Ultimately this question is related to the existence of these types of integrals $$\int_2^\infty \frac{e^{-tx}}{\log x} \, {\rm d}x$$ for $t>0$ and $t\rightarrow 0$ in terms of (semi)-elementary functions. I found the following asymptotic expansion for any $a>0$
\begin{align} \int_a^\infty \frac{e^{-xt}}{\log x} \, {\rm d}x &\stackrel{u=xt}{=} \frac{-1}{t\log t} \int_{at}^\infty \frac{e^{-u}}{1 - \frac{\log u}{\log t}} \, {\rm d}u \\ &= \frac{-1}{t\log t} \sum_{n=0}^\infty \frac{1}{\log^n t} \int_{at}^\infty e^{-u} \log^n u \, {\rm d}u \\ &\stackrel{t\rightarrow 0}{=} \frac{-1}{t\log t} \sum_{n=0}^\infty \frac{\Gamma^{(n)}(1)}{\log^n t} \, . \tag{1} \end{align}
The limiting integral for $t\rightarrow 0$ converges and the error by extending the range to $0$ is ${\cal O}\left(t\log^n(t)\right)$. Therefore the asymptotic expansion follows.
Integrating the asymptotic expansion (1) with respect to $t$ then yields
$$\int_a^\infty \frac{e^{-xt}}{x\log x} \, {\rm d}x = \log(-\log(t)) - \sum_{n=1}^\infty \frac{\Gamma^{(n)}(1)}{n\log^n t} + C$$ and it can be shown $C=0$.

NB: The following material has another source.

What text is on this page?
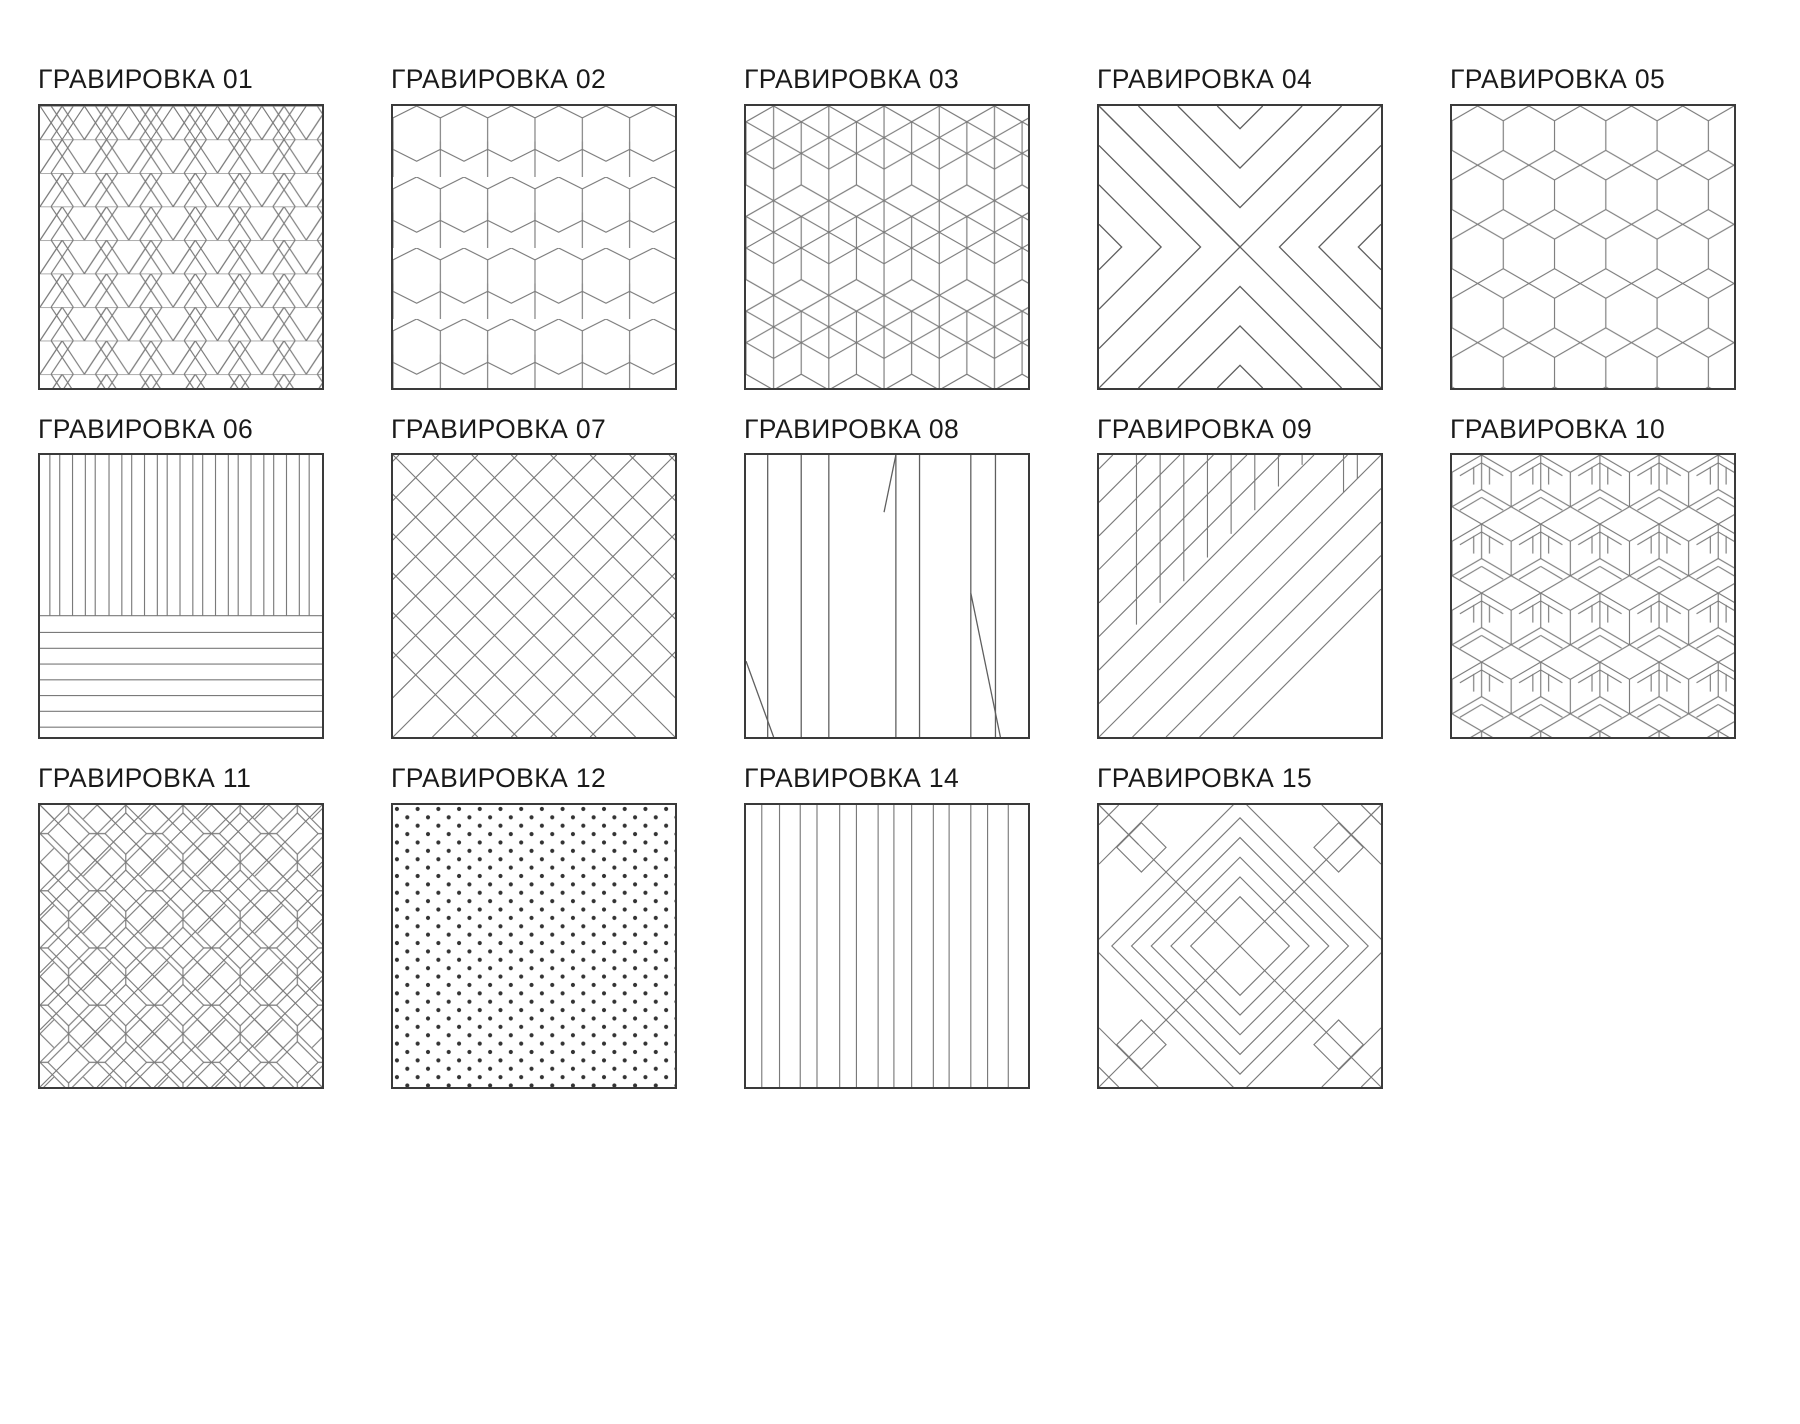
ГРАВИРОВКА 01	ГРАВИРОВКА 02	ГРАВИРОВКА 03	ГРАВИРОВКА 04	ГРАВИРОВКА 05
ГРАВИРОВКА 06	ГРАВИРОВКА 07	ГРАВИРОВКА 08	ГРАВИРОВКА 09	ГРАВИРОВКА 10
ГРАВИРОВКА 11	ГРАВИРОВКА 12	ГРАВИРОВКА 14	ГРАВИРОВКА 15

This should really be a comment but its a bit too long. I think i can get the double logarithmic singularity but its not the right form, so i'm doing something wrong. But perhaps it will give you some ideas. Note we have $$f\left( x \right)=\sum\limits_{n=2}^{\infty}{\frac{{{x}^{n}}}{n\log \left( n \right)}}=\sum\limits_{n=2}^{\infty }{\frac{{{x}^{n}}}{n}}\int\limits_{0}^{\infty}{{{e}^{-\log \left( n \right)t}}dt}=\sum\limits_{n=2}^{\infty}{\frac{{{x}^{n}}}{n}}\int\limits_{0}^{\infty }{{{n}^{-t}}dt}=\int\limits_{0}^{\infty }{-x+L{{i}_{1+t}}\left( x \right)dt}$$ Where $Li$ is the polylogarithm. Break the integral into two $$f\left( x \right)=\int\limits_{0}^{a}{-x+L{{i}_{1+t}}\left( x \right)dt}+\int\limits_{a}^{\infty }{-x+L{{i}_{1+t}}\left( x \right)dt}$$ The second can bounded for $a>0$ and so we’re left with something like $$\lim f\left( x \right)=-1+\lim \int\limits_{0}^{a}{L{{i}_{1+t}}\left( x \right)dt}+C$$ for some constant $C$. Using, for $x$ near $1$, $$L{{i}_{1+t}}\left( x \right)=\Gamma \left( -t \right){{\left( -\log \left( x \right) \right)}^{t}}+\sum\limits_{k=0}^{\infty }{\frac{\zeta \left( t+1-k \right)}{k!}{{\log }^{k}}\left( x \right)}$$ And assume $a$ is very small and so expanding about $t=0$ we find $$L{{i}_{1+t}}\left( x \right)=-\log \left( -\log \left( x \right) \right)+\sum\limits_{k=1}^{\infty }{\frac{\zeta \left( t+1-k \right)}{k!}{{\log }^{k}}\left( x \right)}+O\left( t \right)$$ And so we get something like $$f\left( x \right)\sim-x-\log \left( -\log \left( x \right) \right)$$
for $x$ near $1$, which potentially shows it blows up like a double log, but this isnt asymptotic. Maybe the right choice of scaling with the 'a' terminal would drag it out kicking and screaming.